Wappen Field is a sculpture and sound installation comprised of 12 chrome plated steel helmets resembling face guards. Each helmet is a resonant chamber, where their dedicated speakers transform the sculptural installation into an immersive audio environment. Vocal recordings created for Wappen Field by Ayelet Rose Gottlieb, culled from seven diverse performers, are composed by Michelle Jaffé & and spatialized algorithmically by David Reeder in SuperCollider.

The visual and sonic configuration explores humanity’s inclination to arm, clothe and conceal, exposing the strategies we adopt to belong and protect ourselves from pain or annihilation. Armor is probed as a metaphor for public and private personae. We are confronted with the tribalism and militarism of our current social space. Over time I have come to understand, Wappen Field is my deeply considered meditation on 9/11.

The term Wappen, the German word for Coat of Arms, is used for its potential to impart expanded meaning, updated for the twenty first century. It suggests brand, a badge identifying groups such as family, team, tribe and religious order. Shadows of helmets on the floor reflect this emblematic idea, suggesting a logo for a new group or a cartoon action hero. Suspended and spot lit from above, the height and form of the helmet implies the body below.

Wedding sculpture with sound creates a participatory experience where each element forges a sum greater than their individual parts.  The installation is a space of visceral possibility, igniting the memory and subjective experience of participants engaging in the work. Visitors perceive sound spatially. Male & female voices are dynamically dispersed throughout the helmets, creating dissonance, rhythms & vortexes of sounds. Discord, anguish and cacophony evolve into & out of a primal sense of vulnerability & grace, in a way that imagines the collective unconscious as energy, propelled between impulses of aggression and concord. 
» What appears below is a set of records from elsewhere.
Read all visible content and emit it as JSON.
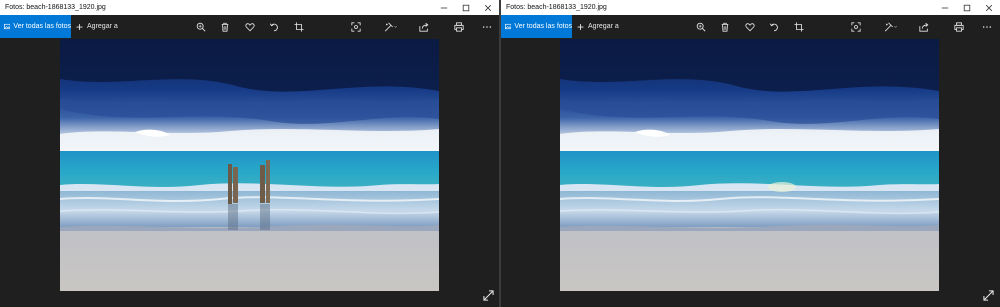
{
  "windows": [
    {
      "title": "Fotos: beach-1868133_1920.jpg",
      "toolbar": {
        "view_all_label": "Ver todas las fotos",
        "add_to_label": "Agregar a",
        "icons": [
          "zoom-icon",
          "delete-icon",
          "heart-icon",
          "rotate-icon",
          "crop-icon",
          "set-on-lockscreen-icon",
          "edit-create-icon",
          "share-icon",
          "print-icon",
          "more-icon"
        ]
      },
      "photo": {
        "subject": "beach",
        "has_posts": true
      }
    },
    {
      "title": "Fotos: beach-1868133_1920.jpg",
      "toolbar": {
        "view_all_label": "Ver todas las fotos",
        "add_to_label": "Agregar a",
        "icons": [
          "zoom-icon",
          "delete-icon",
          "heart-icon",
          "rotate-icon",
          "crop-icon",
          "set-on-lockscreen-icon",
          "edit-create-icon",
          "share-icon",
          "print-icon",
          "more-icon"
        ]
      },
      "photo": {
        "subject": "beach",
        "has_posts": false
      }
    }
  ],
  "colors": {
    "accent": "#0078d7",
    "app_background": "#1f1f1f",
    "titlebar": "#ffffff",
    "toolbar_icon": "#e8e8e8"
  }
}
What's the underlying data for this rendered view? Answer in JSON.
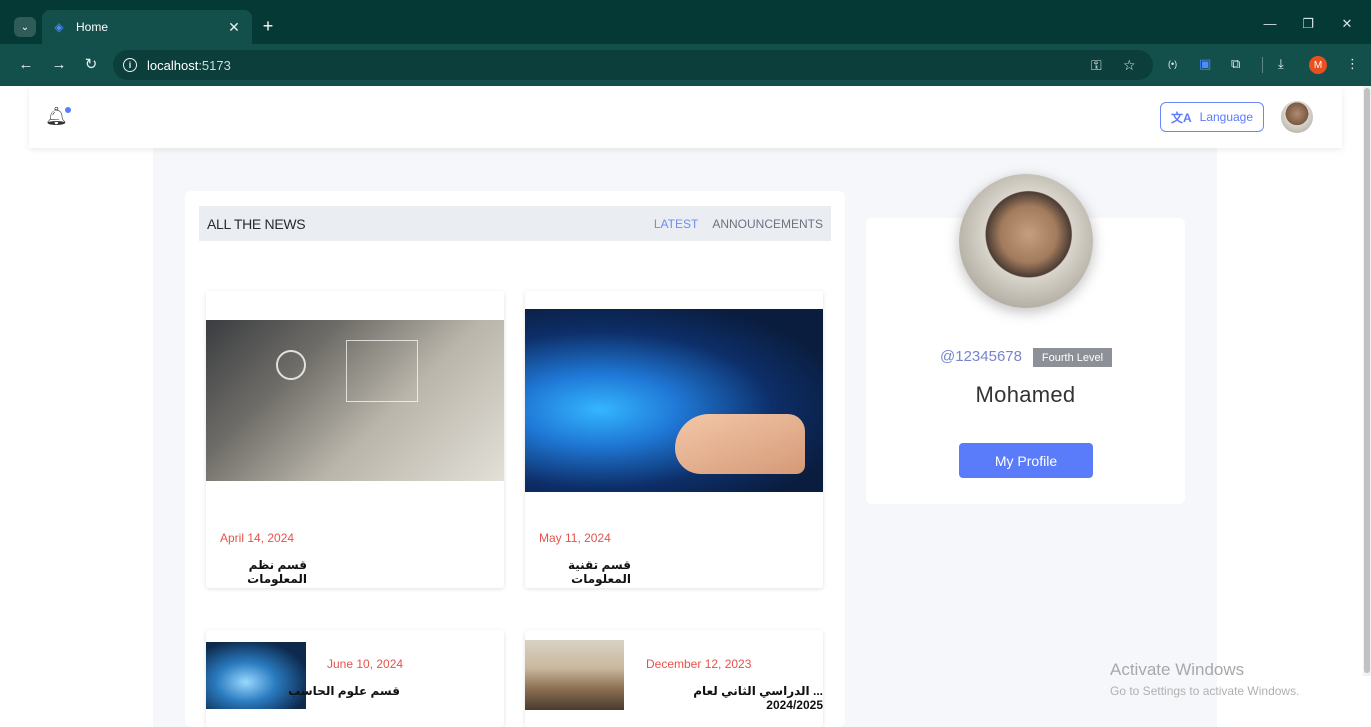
{
  "browser": {
    "tab_title": "Home",
    "url_host": "localhost",
    "url_port": ":5173",
    "profile_initial": "M"
  },
  "header": {
    "language_label": "Language"
  },
  "news": {
    "title": "ALL THE NEWS",
    "tabs": [
      {
        "label": "LATEST",
        "active": true
      },
      {
        "label": "ANNOUNCEMENTS",
        "active": false
      }
    ],
    "articles": [
      {
        "date": "April 14, 2024",
        "title": "قسم نظم المعلومات"
      },
      {
        "date": "May 11, 2024",
        "title": "قسم تقنية المعلومات"
      },
      {
        "date": "June 10, 2024",
        "title": "قسم علوم الحاسب"
      },
      {
        "date": "December 12, 2023",
        "title": "... الدراسي الثاني لعام 2024/2025"
      }
    ]
  },
  "profile": {
    "handle": "@12345678",
    "level": "Fourth Level",
    "name": "Mohamed",
    "button_label": "My Profile"
  },
  "watermark": {
    "line1": "Activate Windows",
    "line2": "Go to Settings to activate Windows."
  },
  "colors": {
    "accent": "#5b7cfa",
    "date_red": "#e5534b",
    "chrome_dark": "#053936",
    "chrome_toolbar": "#14504b"
  }
}
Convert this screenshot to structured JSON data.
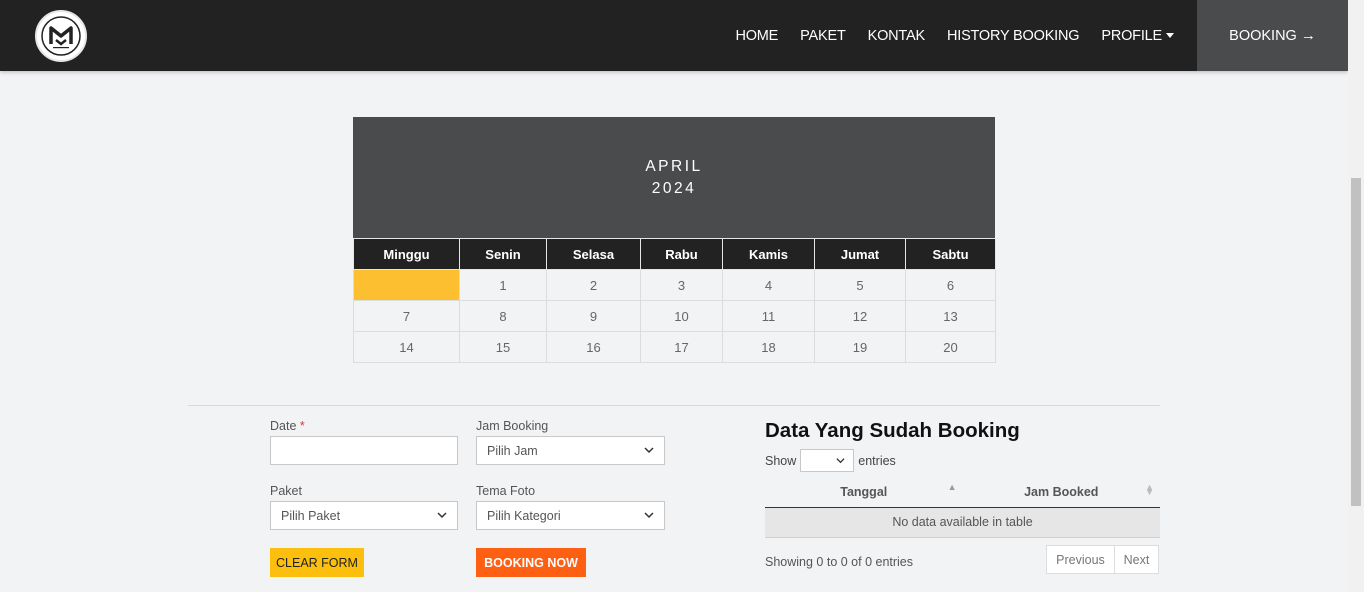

Walking into and among the helmets, participants may experience the sea of helmets as a field of souls dispossessed of their bodies. For others, it may evoke a graveyard, where we perceive our ancestors and future descendants as one with us in the present. Some may experience the frontal presentation and the precision of the configuration as a militaristic assault. The helmets evoke armor, which protects and hides us in an attempt to create a border between self and the other. Information and objects are obstructed. Physical and psychic space is guarded, unless the edge is pierced, allowing foreign bodies and ideas to flood in. The boundary of armor asks the question: what is shut in, what is shut out?

Wappen Field asks us to consider what we, as human beings, share in common with one another, as well as what divides us. Experiencing the work we may be reminded that while civilization evolves and technology races ahead, the basic tenets of human existence are the same. Humanity appears to be tethered to its limbic brain, pulling us again and again into conflict. This installation is an occasion to imagine the unconscious as energy driven by collective subliminal desires. These proclivities shape societies. Political and economic regimes reflect this rhythm, shuttling through the pendulum of history, between repression and enlightened engagement.